Question

If a man of weight $W$ is standing in a lift moving upward with an acceleration a, then apparent weight of the man will be:
A. $W\left( {1 + \dfrac{a}{g}} \right)$
B. $W$
C. $W\left( {1 - \dfrac{a}{g}} \right)$
D. $W\left( {1 - \dfrac{{{a^2}}}{{{g^2}}}} \right)$

Answer 1

This is the question of Newton’s laws of motion. The pseudo force acts on the person due to motion in a non-inertial frame (Lift). So, the solution is given by conversion of non-inertial frame to inertial frame with the help of pseudo force.

Complete answer:

As we know that when lift moves upward or downward, it accelerates or de-accelerates.
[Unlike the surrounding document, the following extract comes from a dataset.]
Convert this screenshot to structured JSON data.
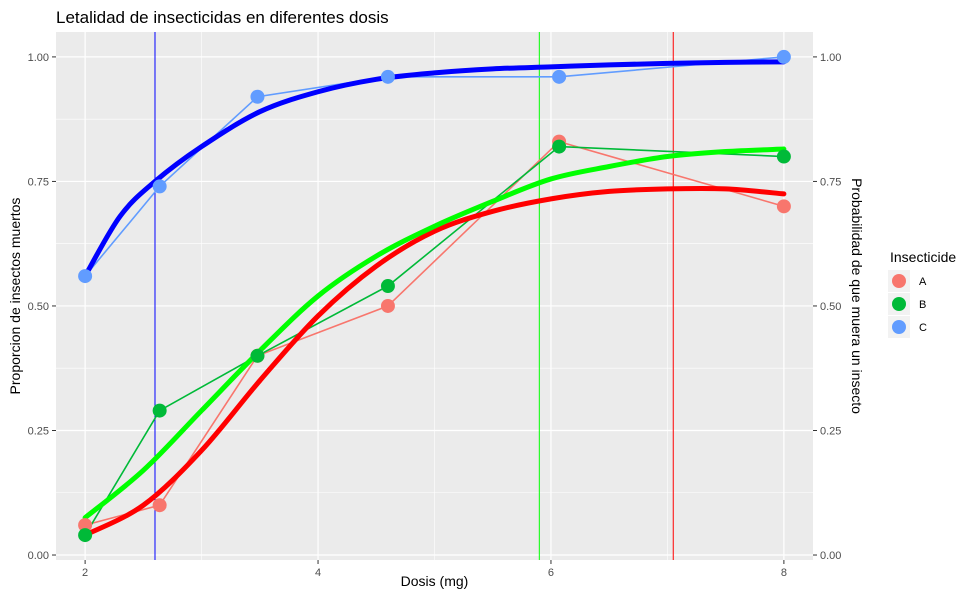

Which denotes that the lift behaves as a non-inertial frame. So, if we want to observe the phenomena inside the lift, we should convert this non-inertial frame to an inertial frame. Because we can apply Newton’s laws of motion only for inertial frames of reference.
To convert a non-inertial frame to an inertial frame, we use pseudo force on the person.
Apparent weight is the virtual weight of man that makes the sense of heaviness or weightlessness during the motion of lift.
From the figure we can say that as lift is accelerated upwards, we can say that,
Applying Newton's law of motion,
Here, $R$ is the pseudo force acting upwards or Apparent weight.
$R - mg = ma \\\ \Rightarrow R = mg + ma \\\ \Rightarrow R = mg\left( {1 + \dfrac{{ma}}{{mg}}} \right) \\\ \Rightarrow R = mg\left( {1 + \dfrac{a}{g}} \right) \\\ \Rightarrow R = W\left( {1 + \dfrac{a}{g}} \right) \\\$
As, $mg = W$
So, apparent weight of the man is $W\left( {1 + \dfrac{a}{g}} \right)$
Hence, the correct option is A.

Note:
Sometimes we don’t remember that the lift constructs a non-inertial frame and applies Newton’s laws to the question, which will end up wrong in this condition. So, always make sure that the given frame is inertial.